Bob Rauch, RA Rauch & Associates

NO: If you haven’t decided to stay here you should of course explore and yes, rents are temporarily cheaper there. The key is still to get where the jobs are, or will be, and not just where you can save money for six months. Even in New York, there is no networking during a short stay in a lower rent area. It requires joining organizations in your industry, even if they are currently on Zoom.

Austin Neudecker, web growth

YES: Sure, consider locations that have abundant quality employment opportunities in your area of ​​interest. I’m biased as my wife and I lived in and around New York City after graduating and really enjoyed it. But NYC at a discount is still expensive. Similarly, San Diego is great for graduates with an emerging tech scene and leading biotechnology / genomics / silicon. The remote working trend slightly balances prices between expensive cities and the next tier.

James Hamilton, UC San Diego

NO: The pandemic has forced a lot of work and professional interaction online. However, these changes are also part of a longer-term trend that has just been accelerated by the pandemic. While there are still many professional benefits to being in the same physical location as others in your field, those benefits aren’t as great as they used to be. And if you love the outdoors and are the outdoors, New York is not the place for you.

Chris Van Gorder, Scripps Health

NO: I would move to New York to get the best job opportunity, but not because of the rents. While average rents in New York are currently comparable to, or even slightly lower than, San Diego’s, this has not historically been the case.
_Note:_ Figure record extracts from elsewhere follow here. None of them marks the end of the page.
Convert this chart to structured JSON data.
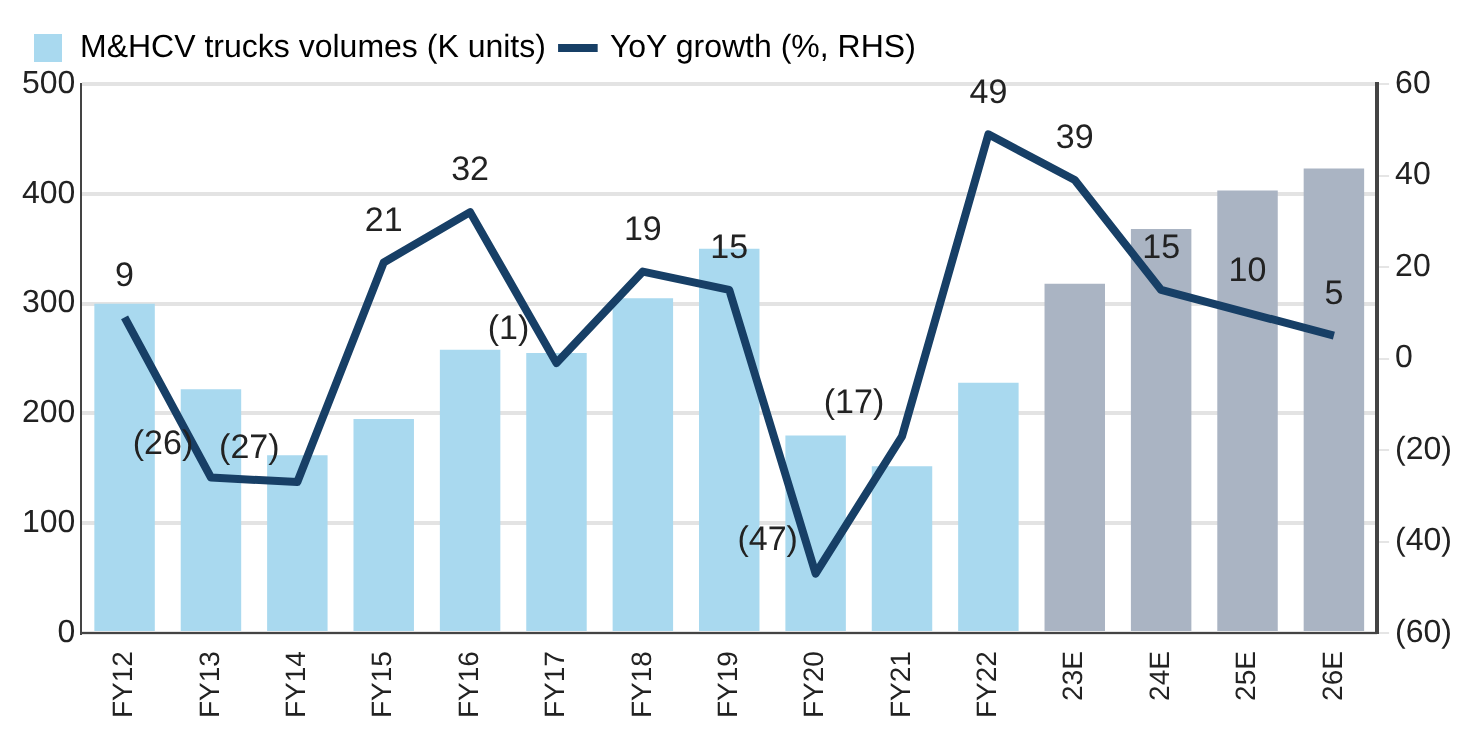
{
  "chart_data": {
    "type": "bar",
    "categories": [
      "FY12",
      "FY13",
      "FY14",
      "FY15",
      "FY16",
      "FY17",
      "FY18",
      "FY19",
      "FY20",
      "FY21",
      "FY22",
      "23E",
      "24E",
      "25E",
      "26E"
    ],
    "series": [
      {
        "name": "M&HCV trucks volumes (K units)",
        "color": "#a9d9ef",
        "colors": [
          "#a9d9ef",
          "#a9d9ef",
          "#a9d9ef",
          "#a9d9ef",
          "#a9d9ef",
          "#a9d9ef",
          "#a9d9ef",
          "#a9d9ef",
          "#a9d9ef",
          "#a9d9ef",
          "#a9d9ef",
          "#aab4c3",
          "#aab4c3",
          "#aab4c3",
          "#aab4c3"
        ],
        "values": [
          300,
          222,
          162,
          195,
          258,
          255,
          305,
          350,
          180,
          152,
          228,
          318,
          368,
          403,
          423
        ]
      },
      {
        "name": "YoY growth (%, RHS)",
        "type": "line",
        "axis": "y2",
        "color": "#173f66",
        "values": [
          9,
          -26,
          -27,
          21,
          32,
          -1,
          19,
          15,
          -47,
          -17,
          49,
          39,
          15,
          10,
          5
        ],
        "value_labels": [
          "9",
          "(26)",
          "(27)",
          "21",
          "32",
          "(1)",
          "19",
          "15",
          "(47)",
          "(17)",
          "49",
          "39",
          "15",
          "10",
          "5"
        ]
      }
    ],
    "ylim": [
      0,
      500
    ],
    "yticks": [
      0,
      100,
      200,
      300,
      400,
      500
    ],
    "y2lim": [
      -60,
      60
    ],
    "y2ticks": [
      {
        "value": -60,
        "label": "(60)"
      },
      {
        "value": -40,
        "label": "(40)"
      },
      {
        "value": -20,
        "label": "(20)"
      },
      0,
      20,
      40,
      60
    ],
    "grid": "y",
    "legend": "top",
    "marker": "none"
  }
}
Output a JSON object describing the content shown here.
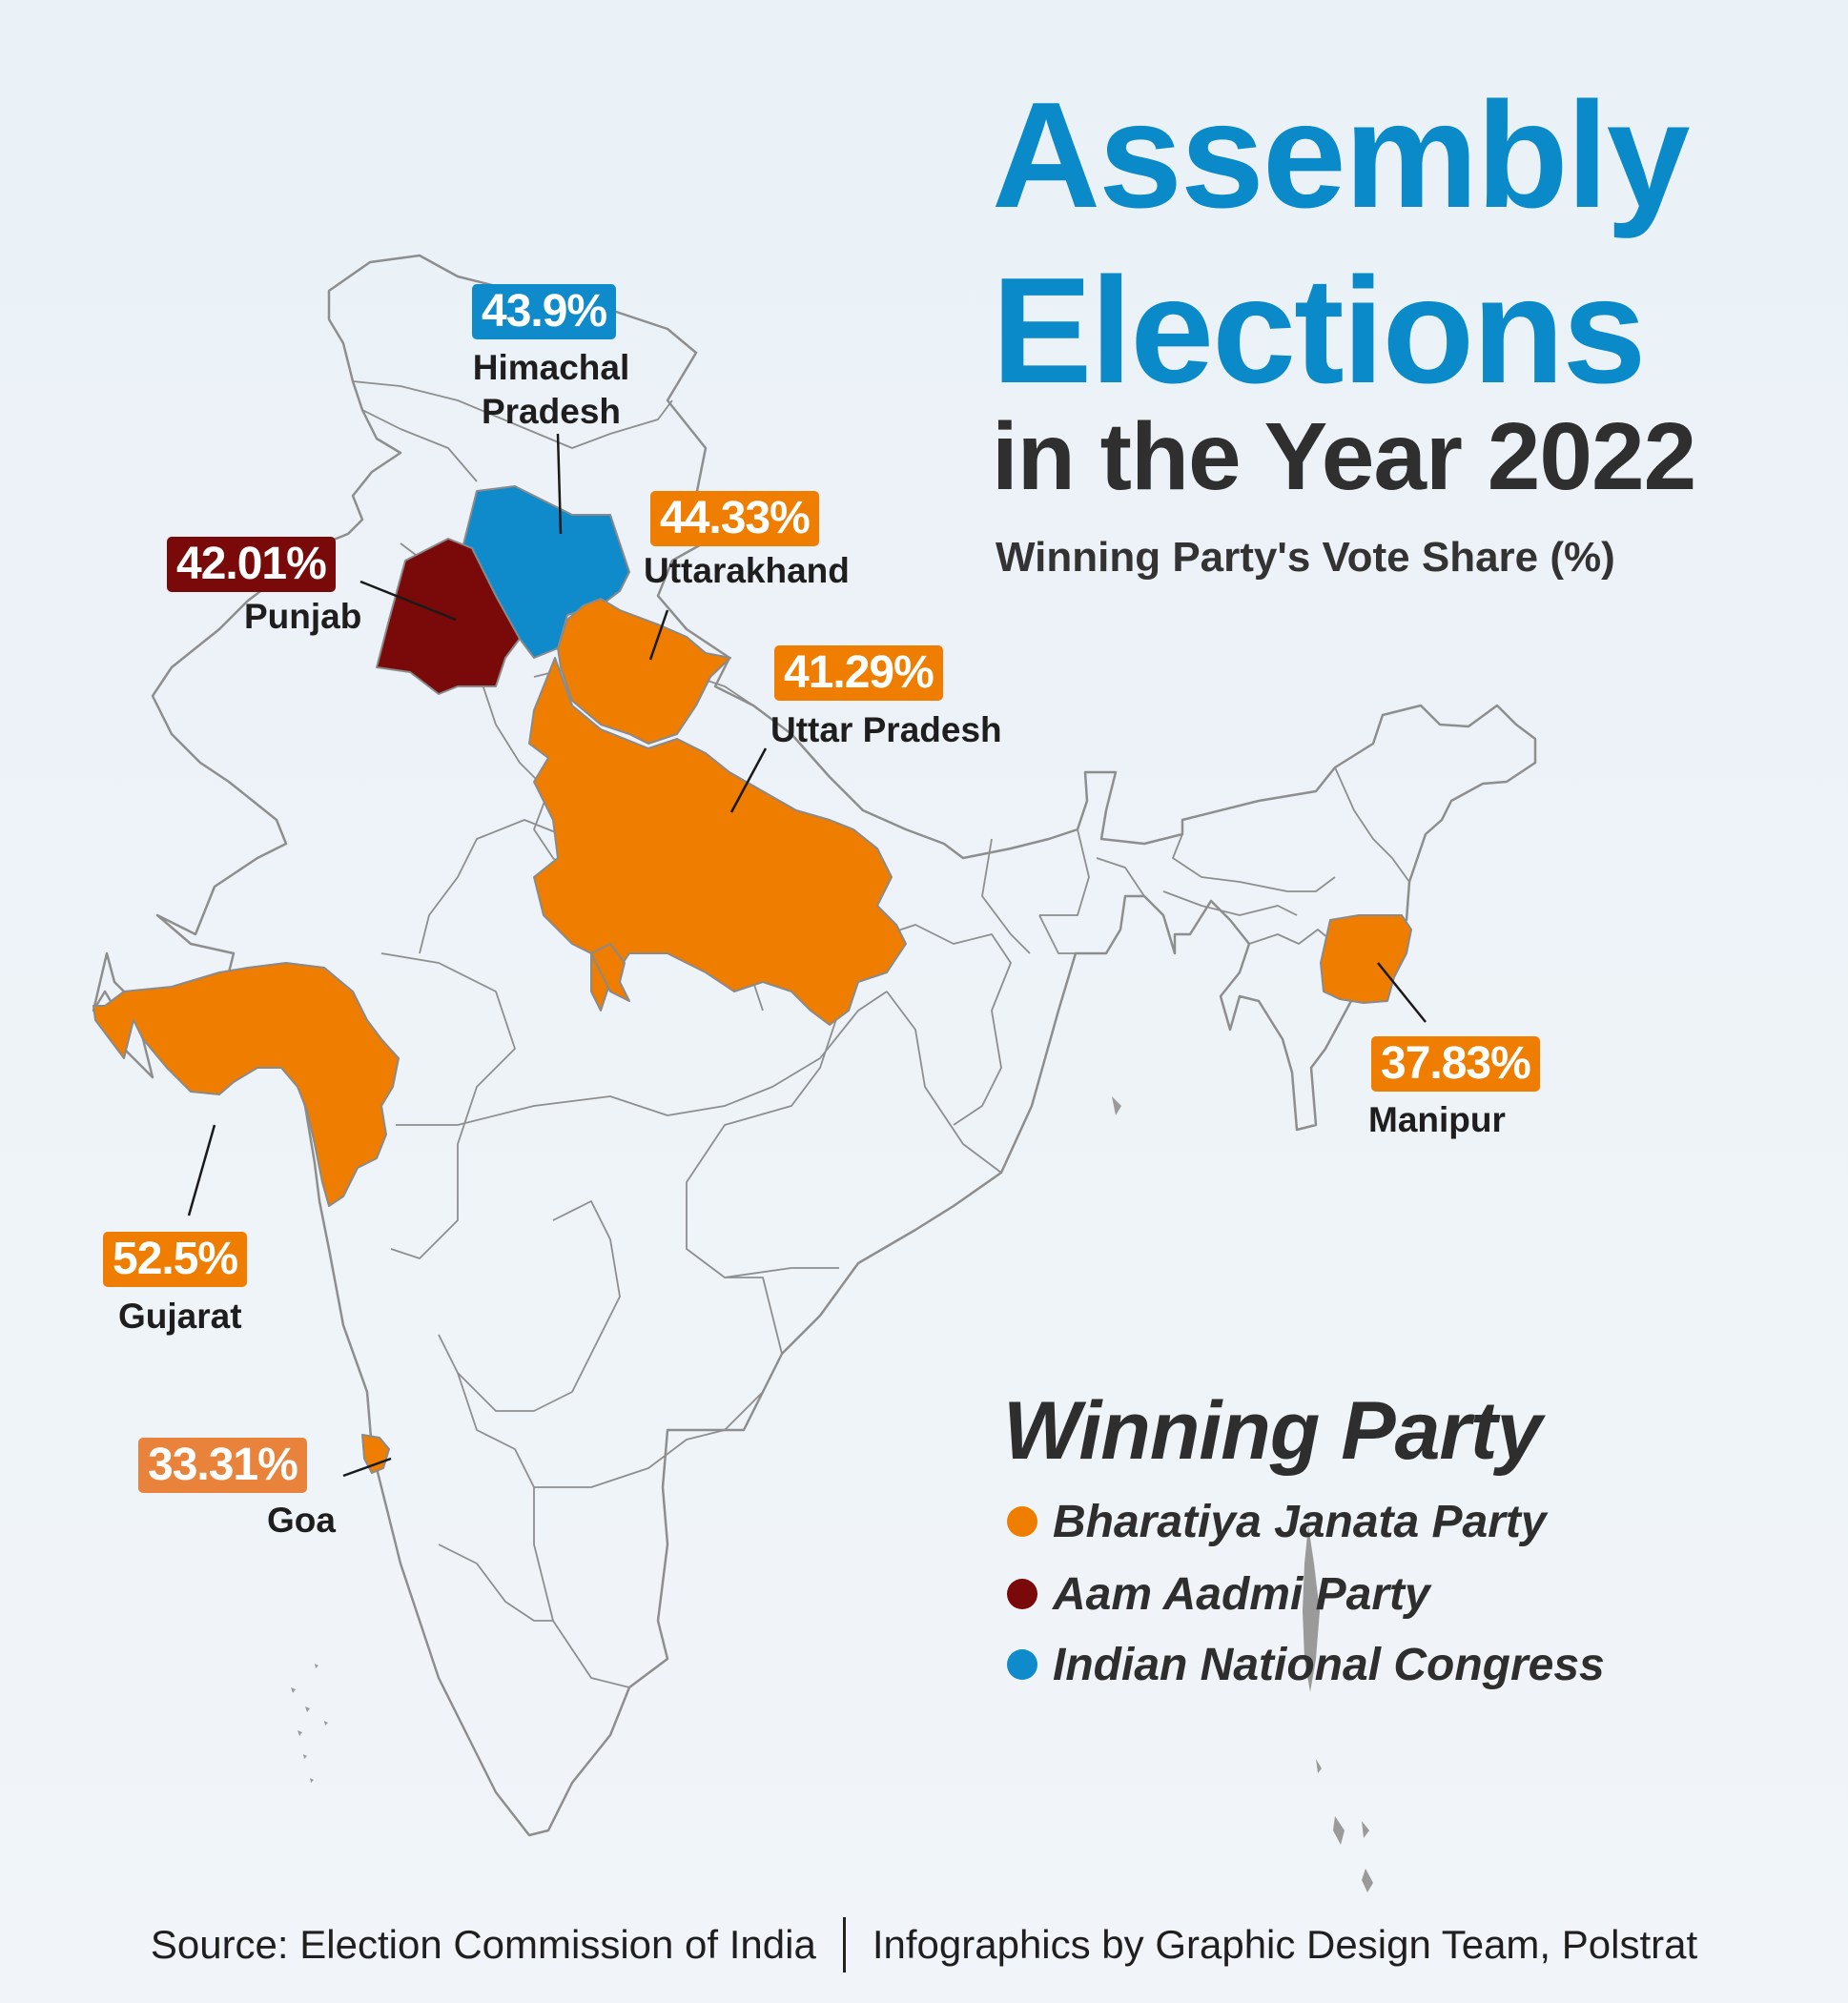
{
  "title": {
    "line1": "Assembly",
    "line2": "Elections",
    "line3": "in the Year 2022"
  },
  "subtitle": "Winning Party's Vote Share (%)",
  "colors": {
    "bjp": "#ef7d00",
    "aap": "#7a0a0a",
    "inc": "#0f8bcc",
    "goa_box": "#e9823a",
    "title_blue": "#0a8ac8",
    "title_dark": "#2f2f2f",
    "base_fill": "#eef3f8",
    "outline": "#8e8e8e"
  },
  "states": [
    {
      "key": "himachal",
      "name_lines": [
        "Himachal",
        "Pradesh"
      ],
      "vote_share": "43.9%",
      "party": "inc"
    },
    {
      "key": "uttarakhand",
      "name_lines": [
        "Uttarakhand"
      ],
      "vote_share": "44.33%",
      "party": "bjp"
    },
    {
      "key": "punjab",
      "name_lines": [
        "Punjab"
      ],
      "vote_share": "42.01%",
      "party": "aap"
    },
    {
      "key": "uttar-pradesh",
      "name_lines": [
        "Uttar Pradesh"
      ],
      "vote_share": "41.29%",
      "party": "bjp"
    },
    {
      "key": "manipur",
      "name_lines": [
        "Manipur"
      ],
      "vote_share": "37.83%",
      "party": "bjp"
    },
    {
      "key": "gujarat",
      "name_lines": [
        "Gujarat"
      ],
      "vote_share": "52.5%",
      "party": "bjp"
    },
    {
      "key": "goa",
      "name_lines": [
        "Goa"
      ],
      "vote_share": "33.31%",
      "party": "bjp"
    }
  ],
  "legend": {
    "title": "Winning Party",
    "items": [
      {
        "label": "Bharatiya Janata Party",
        "party": "bjp"
      },
      {
        "label": "Aam Aadmi Party",
        "party": "aap"
      },
      {
        "label": "Indian National Congress",
        "party": "inc"
      }
    ]
  },
  "footer": {
    "source": "Source: Election Commission of India",
    "credit": "Infographics by Graphic Design Team, Polstrat"
  }
}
I suspect New York rents will rise and San Diego rents will rise again as we get past this pandemic and the economics and perception of safety returns.

Norm Miller, University of San Diego

NO: Despite lower rents, I don’t see this as an economic decision, but as a lifestyle issue. If you like crowds and queues that will one day return, and like high-rise life or long walks, then you should definitely consider New York with its gusty cold winters. There are some great business opportunities for investment bankers, brokers, and lawyers that can make you big bucks. If you save enough, you might one day escape and live in San Diego or just never leave.

Jamie Moraga, IntelliSolutions

YES: College graduates should consider all of the options that make the most sense to them, including those in New York. The decision to move somewhere, however, depends on several factors other than just rent alone. Employment opportunities, expected salary and benefits, cost of living, growth opportunities, quality of life and other return on investment (ROI) factors all play a role in a decision to move. The ROI is not just monetary and the whole picture needs to be considered before taking a step.

David Ely, San Diego State University

YES: Recent career-oriented graduates should consider moving to a variety of cities, including New York City. The decline in rents in NYC makes moving there relatively more attractive. However, life in NYC is still expensive and the recent improvements in affordability are likely to be short-lived. Rents are sure to go up once the pandemic ends when people return to the city. Individual employment opportunities and lifestyle preferences should outweigh any short-term decline in rents.